Leviers d’action contre l’évitement des établissements publics
Le rapport propose également quelques pistes d’action contre les phénomènes d’évitement de l’offre scolaire publique au profit du privé.
Il s’agit de proposer des mécanismes incitatifs aux familles afin qu’elles trouvent un avantage direct à maintenir leur enfant dans le secteur public. Il peut s’agir par exemple d’une offre originale dans la carte scolaire (danse, musique, théâtre ou autres options).
Il s’agit également de convaincre les parents les plus favorisés de l’utilité de ce dispositif.
De plus le rapport pointe que : « Le renforcement de la mixité sociale dans les collèges parisiens ne peut notamment faire l’économie d’une réflexion sur les moyens d’associer l’enseignement privé à cette démarche ».
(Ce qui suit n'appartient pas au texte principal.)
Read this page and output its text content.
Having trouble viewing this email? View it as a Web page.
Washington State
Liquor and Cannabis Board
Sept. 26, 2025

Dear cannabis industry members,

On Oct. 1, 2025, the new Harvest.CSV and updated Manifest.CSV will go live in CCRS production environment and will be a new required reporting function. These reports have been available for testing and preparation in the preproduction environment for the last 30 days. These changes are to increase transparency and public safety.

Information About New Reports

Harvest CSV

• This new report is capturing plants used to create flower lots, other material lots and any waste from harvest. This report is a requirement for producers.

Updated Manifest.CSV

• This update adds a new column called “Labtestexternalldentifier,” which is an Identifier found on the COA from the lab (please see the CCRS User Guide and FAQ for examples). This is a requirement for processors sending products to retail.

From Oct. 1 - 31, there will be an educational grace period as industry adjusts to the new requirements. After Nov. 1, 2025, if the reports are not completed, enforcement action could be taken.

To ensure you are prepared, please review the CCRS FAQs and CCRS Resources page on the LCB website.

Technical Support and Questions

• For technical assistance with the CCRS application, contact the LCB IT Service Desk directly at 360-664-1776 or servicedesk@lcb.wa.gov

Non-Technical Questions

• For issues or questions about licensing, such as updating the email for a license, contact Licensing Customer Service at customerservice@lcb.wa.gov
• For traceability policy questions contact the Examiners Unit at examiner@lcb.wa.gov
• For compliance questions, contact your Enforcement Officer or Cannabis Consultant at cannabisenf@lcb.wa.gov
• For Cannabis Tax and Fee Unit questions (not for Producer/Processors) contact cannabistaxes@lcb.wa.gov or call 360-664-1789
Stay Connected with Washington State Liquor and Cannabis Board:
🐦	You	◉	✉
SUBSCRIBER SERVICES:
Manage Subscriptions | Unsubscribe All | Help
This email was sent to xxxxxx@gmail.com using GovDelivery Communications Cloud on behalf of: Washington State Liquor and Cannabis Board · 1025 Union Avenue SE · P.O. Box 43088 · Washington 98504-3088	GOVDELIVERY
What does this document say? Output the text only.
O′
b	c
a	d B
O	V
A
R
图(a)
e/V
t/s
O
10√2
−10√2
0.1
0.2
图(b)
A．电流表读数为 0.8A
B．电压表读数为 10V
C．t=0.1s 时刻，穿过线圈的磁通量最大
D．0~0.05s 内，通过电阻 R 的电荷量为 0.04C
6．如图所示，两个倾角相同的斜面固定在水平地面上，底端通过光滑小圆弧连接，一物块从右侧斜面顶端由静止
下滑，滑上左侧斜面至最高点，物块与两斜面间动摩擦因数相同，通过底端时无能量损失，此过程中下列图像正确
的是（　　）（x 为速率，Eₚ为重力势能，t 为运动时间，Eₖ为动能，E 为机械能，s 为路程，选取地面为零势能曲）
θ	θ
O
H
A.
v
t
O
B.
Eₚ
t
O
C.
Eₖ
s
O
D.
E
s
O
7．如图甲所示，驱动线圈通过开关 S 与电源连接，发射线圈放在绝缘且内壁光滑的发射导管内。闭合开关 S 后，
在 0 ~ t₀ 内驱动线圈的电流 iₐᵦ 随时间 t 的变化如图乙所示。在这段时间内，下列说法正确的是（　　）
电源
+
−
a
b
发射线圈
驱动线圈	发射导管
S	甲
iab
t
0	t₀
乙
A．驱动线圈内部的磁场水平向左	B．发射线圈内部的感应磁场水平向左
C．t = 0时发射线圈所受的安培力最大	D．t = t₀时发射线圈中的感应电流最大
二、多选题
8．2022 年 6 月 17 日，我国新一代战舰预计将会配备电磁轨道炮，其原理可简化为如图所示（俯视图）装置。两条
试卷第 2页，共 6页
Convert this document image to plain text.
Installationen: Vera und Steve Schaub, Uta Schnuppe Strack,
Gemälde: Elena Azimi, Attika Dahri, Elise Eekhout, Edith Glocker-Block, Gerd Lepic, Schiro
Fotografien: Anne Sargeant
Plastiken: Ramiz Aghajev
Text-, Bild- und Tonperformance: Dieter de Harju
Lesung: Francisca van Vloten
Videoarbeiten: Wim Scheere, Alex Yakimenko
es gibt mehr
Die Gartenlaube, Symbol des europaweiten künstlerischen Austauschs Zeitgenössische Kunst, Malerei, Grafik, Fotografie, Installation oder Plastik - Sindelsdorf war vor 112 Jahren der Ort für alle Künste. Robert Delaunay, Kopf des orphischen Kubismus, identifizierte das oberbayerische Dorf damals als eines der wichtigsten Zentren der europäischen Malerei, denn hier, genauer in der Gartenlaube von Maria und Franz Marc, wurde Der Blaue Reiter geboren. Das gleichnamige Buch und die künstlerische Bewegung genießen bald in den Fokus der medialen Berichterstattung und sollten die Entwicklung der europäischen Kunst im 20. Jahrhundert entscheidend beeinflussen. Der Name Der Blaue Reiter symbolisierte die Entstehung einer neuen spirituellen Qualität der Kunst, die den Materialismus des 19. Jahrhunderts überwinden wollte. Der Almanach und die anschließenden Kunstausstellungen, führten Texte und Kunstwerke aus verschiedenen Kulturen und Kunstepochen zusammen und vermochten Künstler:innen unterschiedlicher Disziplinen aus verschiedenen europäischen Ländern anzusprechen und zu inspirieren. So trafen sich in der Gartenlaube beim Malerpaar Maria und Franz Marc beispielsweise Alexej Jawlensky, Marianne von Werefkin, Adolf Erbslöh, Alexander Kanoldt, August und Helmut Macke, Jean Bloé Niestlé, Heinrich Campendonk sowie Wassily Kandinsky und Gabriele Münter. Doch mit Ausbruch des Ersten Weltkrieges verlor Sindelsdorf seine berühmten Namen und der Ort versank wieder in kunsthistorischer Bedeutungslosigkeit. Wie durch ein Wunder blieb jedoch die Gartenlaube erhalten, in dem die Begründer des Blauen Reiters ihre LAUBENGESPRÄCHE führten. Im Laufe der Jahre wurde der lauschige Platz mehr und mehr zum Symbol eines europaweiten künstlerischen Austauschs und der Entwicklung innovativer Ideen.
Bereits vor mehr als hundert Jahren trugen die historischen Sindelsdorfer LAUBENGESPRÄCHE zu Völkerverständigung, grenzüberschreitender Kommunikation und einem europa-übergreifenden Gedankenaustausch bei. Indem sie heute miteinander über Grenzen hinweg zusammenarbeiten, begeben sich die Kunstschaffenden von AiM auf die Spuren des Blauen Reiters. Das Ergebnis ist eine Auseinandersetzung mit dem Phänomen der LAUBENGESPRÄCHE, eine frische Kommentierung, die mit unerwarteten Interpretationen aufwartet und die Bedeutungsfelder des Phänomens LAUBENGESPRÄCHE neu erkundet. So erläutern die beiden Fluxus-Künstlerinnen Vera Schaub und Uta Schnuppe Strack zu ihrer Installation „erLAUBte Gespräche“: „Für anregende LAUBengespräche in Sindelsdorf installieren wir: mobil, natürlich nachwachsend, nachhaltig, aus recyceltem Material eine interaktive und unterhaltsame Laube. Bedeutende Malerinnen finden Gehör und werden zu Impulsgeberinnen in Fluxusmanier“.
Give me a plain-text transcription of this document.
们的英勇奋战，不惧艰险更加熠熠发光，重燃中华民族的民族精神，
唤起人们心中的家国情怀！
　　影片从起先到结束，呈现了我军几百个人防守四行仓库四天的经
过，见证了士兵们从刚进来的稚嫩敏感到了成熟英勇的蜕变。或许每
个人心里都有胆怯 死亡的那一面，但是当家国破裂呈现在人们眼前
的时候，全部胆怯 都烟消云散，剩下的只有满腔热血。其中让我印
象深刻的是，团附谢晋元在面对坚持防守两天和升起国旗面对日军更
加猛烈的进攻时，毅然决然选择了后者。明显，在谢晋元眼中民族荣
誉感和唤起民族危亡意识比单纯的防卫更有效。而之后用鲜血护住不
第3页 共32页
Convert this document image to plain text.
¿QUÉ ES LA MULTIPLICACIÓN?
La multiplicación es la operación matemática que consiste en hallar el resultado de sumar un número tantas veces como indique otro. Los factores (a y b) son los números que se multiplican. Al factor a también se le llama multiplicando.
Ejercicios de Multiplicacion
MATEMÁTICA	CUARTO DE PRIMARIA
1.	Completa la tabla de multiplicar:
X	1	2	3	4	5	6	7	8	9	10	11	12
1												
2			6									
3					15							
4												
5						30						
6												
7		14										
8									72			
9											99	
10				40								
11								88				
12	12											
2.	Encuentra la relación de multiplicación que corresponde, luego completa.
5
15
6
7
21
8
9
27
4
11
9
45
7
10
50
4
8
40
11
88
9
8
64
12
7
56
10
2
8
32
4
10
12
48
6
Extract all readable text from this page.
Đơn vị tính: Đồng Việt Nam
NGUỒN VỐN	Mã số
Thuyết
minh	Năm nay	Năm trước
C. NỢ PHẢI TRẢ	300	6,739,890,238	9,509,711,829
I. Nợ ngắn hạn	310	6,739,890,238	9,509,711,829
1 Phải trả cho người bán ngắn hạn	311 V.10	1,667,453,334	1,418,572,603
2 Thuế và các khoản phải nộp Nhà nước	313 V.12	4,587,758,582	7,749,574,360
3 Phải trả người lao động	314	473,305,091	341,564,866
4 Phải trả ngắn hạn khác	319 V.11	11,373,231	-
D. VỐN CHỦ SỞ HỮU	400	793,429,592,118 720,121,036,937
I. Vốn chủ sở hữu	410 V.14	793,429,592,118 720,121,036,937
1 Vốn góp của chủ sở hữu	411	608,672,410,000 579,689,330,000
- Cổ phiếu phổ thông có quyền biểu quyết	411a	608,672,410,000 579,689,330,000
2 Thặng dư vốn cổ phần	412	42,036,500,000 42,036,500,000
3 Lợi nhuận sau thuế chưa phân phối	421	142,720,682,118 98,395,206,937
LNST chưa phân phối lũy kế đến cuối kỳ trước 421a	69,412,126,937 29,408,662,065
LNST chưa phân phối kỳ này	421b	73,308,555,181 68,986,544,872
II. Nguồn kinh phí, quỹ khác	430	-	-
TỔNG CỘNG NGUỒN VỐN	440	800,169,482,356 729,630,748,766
L’un des obstacles à la réalisation de la mixité sociale à Paris, mais aussi sur le reste du territoire français, réside dans l’enseignement privé. Ces établissements sont subventionnés à hauteur de 75% par l’Etat et les collectivités territoriales. Une piste de réflexion consisterait à moduler les dotations de fonctionnement de ces établissements privés en fonction d’un objectif de mixité sociale. Une mesure qui a déjà été mise en place par le département de la Haute-Garonne en 2017, où les collèges privés se voient attribuer un système de bonus/malus en fonction de la proportion d’élèves de CSP défavorisés qu’ils accueillent.